Print media and the Web (and, I imagine, pubs, bookstores, libraries, campaign offices, living rooms, and kitchens) are awash today in touching, sad, and spirited remembrances of Studs Terkel. Below you'll find a few.
- Tribune reporter Patrick T. Reardon on the reactions of different artists and writers around the city, including another exceptional and sensitive Chicago storyteller, Stuart Dybek, who calls Studs his "literary inspiration."
- The editors at the Tribune offer up a nice, punchy tribute to Terkel as a great chronicler of our times.
- Listen to Alex Kotlowitz and other close friends remembering the great oral historian on Chicago Public Radio.
- The Nation on Studs: John Nichols writes on Studs's "Grand Immoderation," his belief in Dennis Kucinich, his problems with the media, and what he wants to remind Barack Obama. Also, read Dennis Kucinich's article on Studs's powerful prose. And here's an interview they ran three years ago with a 93 year old Studs.

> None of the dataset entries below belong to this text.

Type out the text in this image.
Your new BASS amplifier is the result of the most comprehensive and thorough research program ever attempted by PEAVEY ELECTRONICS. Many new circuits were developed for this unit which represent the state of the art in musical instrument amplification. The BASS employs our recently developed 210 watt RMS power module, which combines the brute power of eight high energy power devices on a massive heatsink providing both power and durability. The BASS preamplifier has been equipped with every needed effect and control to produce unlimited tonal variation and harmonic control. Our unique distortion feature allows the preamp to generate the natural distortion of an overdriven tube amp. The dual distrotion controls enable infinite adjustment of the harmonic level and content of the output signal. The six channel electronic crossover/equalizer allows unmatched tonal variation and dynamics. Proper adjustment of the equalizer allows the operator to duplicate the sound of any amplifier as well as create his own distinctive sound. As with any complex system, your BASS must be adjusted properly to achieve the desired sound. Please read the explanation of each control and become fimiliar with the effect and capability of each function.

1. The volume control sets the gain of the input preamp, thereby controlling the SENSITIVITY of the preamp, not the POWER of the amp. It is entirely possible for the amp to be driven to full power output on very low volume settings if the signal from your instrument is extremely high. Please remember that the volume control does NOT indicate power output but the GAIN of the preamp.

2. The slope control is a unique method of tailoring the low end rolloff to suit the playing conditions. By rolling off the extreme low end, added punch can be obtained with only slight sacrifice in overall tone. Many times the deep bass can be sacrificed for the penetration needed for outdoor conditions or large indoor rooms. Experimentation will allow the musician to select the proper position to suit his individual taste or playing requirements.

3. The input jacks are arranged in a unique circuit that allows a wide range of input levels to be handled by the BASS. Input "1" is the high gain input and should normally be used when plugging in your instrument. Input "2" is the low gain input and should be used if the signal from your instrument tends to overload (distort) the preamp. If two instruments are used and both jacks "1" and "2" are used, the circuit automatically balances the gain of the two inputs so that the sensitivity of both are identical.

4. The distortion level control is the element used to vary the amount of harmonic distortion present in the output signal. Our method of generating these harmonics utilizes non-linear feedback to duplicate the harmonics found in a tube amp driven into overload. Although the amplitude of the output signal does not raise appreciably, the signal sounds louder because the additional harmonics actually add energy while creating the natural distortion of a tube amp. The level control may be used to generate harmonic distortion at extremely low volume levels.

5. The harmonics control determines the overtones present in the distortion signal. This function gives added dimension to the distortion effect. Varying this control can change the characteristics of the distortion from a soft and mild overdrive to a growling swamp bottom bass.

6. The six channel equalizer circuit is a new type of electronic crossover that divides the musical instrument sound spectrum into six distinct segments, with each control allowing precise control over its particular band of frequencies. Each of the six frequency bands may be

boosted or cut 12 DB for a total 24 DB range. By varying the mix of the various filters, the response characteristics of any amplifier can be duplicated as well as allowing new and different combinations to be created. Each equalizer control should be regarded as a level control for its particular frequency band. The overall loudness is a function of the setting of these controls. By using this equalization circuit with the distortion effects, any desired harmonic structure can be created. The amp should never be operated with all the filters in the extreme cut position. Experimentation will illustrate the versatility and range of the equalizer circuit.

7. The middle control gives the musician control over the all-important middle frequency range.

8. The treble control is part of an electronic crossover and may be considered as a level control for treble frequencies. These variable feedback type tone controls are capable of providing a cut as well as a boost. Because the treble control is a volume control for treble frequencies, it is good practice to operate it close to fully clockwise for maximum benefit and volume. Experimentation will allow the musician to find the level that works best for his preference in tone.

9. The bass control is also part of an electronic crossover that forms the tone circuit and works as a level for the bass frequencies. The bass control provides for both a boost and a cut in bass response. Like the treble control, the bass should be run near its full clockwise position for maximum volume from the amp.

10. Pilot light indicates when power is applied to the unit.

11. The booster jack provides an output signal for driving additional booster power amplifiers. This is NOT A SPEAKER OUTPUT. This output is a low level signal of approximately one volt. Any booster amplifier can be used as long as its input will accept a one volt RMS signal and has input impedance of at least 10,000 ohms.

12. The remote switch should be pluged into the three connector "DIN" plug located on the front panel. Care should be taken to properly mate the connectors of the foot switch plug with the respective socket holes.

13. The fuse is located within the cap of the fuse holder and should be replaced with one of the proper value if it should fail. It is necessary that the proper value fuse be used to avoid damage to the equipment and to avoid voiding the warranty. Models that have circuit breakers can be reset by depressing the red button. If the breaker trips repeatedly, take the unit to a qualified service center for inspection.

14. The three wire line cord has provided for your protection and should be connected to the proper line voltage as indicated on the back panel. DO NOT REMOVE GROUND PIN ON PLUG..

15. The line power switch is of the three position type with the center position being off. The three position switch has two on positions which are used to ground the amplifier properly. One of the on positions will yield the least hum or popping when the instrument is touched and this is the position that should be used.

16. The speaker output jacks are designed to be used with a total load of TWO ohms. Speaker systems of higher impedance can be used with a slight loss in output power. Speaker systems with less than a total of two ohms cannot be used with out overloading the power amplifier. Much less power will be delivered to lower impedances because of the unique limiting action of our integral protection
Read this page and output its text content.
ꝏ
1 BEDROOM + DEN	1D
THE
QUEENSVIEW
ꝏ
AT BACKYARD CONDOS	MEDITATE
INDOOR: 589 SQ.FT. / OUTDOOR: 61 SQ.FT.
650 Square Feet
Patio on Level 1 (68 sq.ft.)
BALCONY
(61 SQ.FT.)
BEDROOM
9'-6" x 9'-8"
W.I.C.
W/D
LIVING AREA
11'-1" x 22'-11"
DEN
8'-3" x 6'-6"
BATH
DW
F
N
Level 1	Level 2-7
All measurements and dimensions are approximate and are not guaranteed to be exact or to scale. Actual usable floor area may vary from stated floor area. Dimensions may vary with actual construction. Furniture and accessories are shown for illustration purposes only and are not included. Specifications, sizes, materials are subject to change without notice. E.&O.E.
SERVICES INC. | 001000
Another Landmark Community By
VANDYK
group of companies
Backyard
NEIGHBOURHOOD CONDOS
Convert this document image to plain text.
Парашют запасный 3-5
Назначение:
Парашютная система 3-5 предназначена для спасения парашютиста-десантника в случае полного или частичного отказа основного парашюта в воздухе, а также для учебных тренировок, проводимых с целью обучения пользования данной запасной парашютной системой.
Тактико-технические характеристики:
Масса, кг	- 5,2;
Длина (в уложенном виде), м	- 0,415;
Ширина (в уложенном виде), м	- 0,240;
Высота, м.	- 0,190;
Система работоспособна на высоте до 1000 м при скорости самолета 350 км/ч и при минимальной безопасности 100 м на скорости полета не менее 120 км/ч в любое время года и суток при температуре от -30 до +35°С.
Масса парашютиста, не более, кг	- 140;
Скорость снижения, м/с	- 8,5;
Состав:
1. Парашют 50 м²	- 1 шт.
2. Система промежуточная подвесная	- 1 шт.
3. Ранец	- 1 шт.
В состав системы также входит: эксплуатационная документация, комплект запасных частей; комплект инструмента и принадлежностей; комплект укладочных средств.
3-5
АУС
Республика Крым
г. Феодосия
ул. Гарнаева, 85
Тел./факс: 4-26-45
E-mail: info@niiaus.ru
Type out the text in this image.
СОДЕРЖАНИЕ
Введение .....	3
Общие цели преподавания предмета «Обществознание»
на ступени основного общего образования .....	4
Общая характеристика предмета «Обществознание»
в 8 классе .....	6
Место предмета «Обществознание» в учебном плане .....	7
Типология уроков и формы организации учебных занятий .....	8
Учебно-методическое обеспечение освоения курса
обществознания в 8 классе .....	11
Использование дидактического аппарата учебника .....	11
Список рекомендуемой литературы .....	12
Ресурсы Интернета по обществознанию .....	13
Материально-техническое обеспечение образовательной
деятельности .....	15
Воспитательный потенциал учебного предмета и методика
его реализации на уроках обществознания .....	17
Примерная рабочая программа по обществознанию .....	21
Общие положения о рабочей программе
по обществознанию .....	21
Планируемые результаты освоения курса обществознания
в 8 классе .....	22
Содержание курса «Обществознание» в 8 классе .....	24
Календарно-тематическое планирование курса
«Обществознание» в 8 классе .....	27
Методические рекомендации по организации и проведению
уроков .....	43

- Listen to a broadcast interview with Studs from 2005 on Democracy Now!
- Here is what was most likely the final interview with ol' Studs before he checked out. It includes Studs's take on Sarah Palin: "She's Joe McCarthy in drag!"
- Jon Meacham, writing for the New York Times, considers the reading lists of presidents past, present, and future and reports that Obama's list of personally significant books includes Studs's Working.
Let the man's life and work galvanize us all to never relent, to commit ourselves indefatigably to achieving a world of justice and art, to lives of activism and storytelling. And music. Jane Addams said, "Nothing could be worse than the fear that one had given up too soon, and left one unexpended effort that might have saved the world." Studs seemed to live by those words - he worked 'til the very end. We take over from here.